Most viewers will find themselves wishing some other character was at the heart of Tokyo Vice, and it may be the show’s best attribute that there are many options. Facing institutional sexism and at least one other layer of outsider status, Kikuchi’s Emi would be at the top of my list of characters worthy of becoming this show’s protagonist, followed closely by Watanabe, whose natural gravitas goes a long way toward keeping Katagiri from wallowing in “noble cop in a dirty city” stereotypes. Feeling very much like a composite or total fictionalization, even Samantha is a better source of drama and general interest than Jake, with the ever-watchable Keller making smart use of the contrast between her natural girl-next-door persona and Hollywood’s desire to bombshell-ize her. Any time the Fargo and The Society veteran isn’t wholly convincing in this world, it’s because Samantha isn’t. And vice versa, so to speak.
Kasamatsu, who has a varied résumé of Japanese TV roles but is a newcomer for me, is an immediate source of empathy, playing a young man whose desire to escape his past has him walking the line between being a gangster and just dressing like one. It wasn’t always clear to me when the show’s superficial understanding of the yakuza world is meant to mirror Jake’s inexperienced perspective and when it’s simply lacking.
Speaking of superficiality, it’s interesting how Mann seems determined not to play into your expectations of what a Michael Mann pilot called Tokyo Vice is going to look like. The director, whose love of neon and twinkling urban skylines can border on self-parody, delivers a grounded treatment of the bustling city, using familiar imagery like intersecting crosswalks and that dripping neon sparingly.

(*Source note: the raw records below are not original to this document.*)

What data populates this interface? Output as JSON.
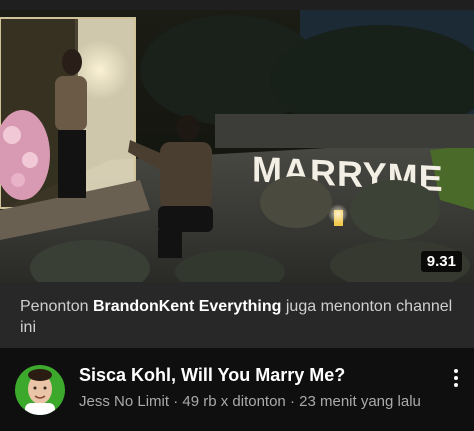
{
  "video": {
    "duration": "9.31",
    "sign_text": "MARRYME",
    "title": "Sisca Kohl, Will You Marry Me?",
    "channel": "Jess No Limit",
    "separator": " · ",
    "views": "49 rb x ditonton",
    "uploaded": "23 menit yang lalu"
  },
  "banner": {
    "prefix": "Penonton ",
    "highlight": "BrandonKent Everything",
    "suffix": " juga menonton channel ini"
  },
  "icons": {
    "menu": "more-vert-icon",
    "avatar": "channel-avatar"
  },
  "colors": {
    "background": "#0f0f0f",
    "banner_bg": "#282828",
    "avatar_bg": "#3ca92c",
    "meta_text": "#aaaaaa"
  }
}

His trademark handheld intimacy is on effective display in the pilot, which has a very Mann-friendly perspective on the extremes people will go to, the compromises they’ll make to do their jobs and do them well.
When Mann hands directing duties off to Josef Kubota Wladyka (The Terror: Infamy) and Hikari for the next four episodes of the five sent to critics, Tokyo Vice becomes a very different series visually — not necessarily worse, just different. The advantages of shooting in Tokyo are still very much on display, but consider that a warning to anybody who’s intrigued mainly by the Michael Mann of it all.
The five episodes I’ve seen each still delivered enough intriguing and authentic story beats per episode to keep me consistently engaged, while at the same time making me wish that this latest entry in a long-outmoded genre might find some way to go a little deeper instead of hovering on the surface of something and someplace fascinating.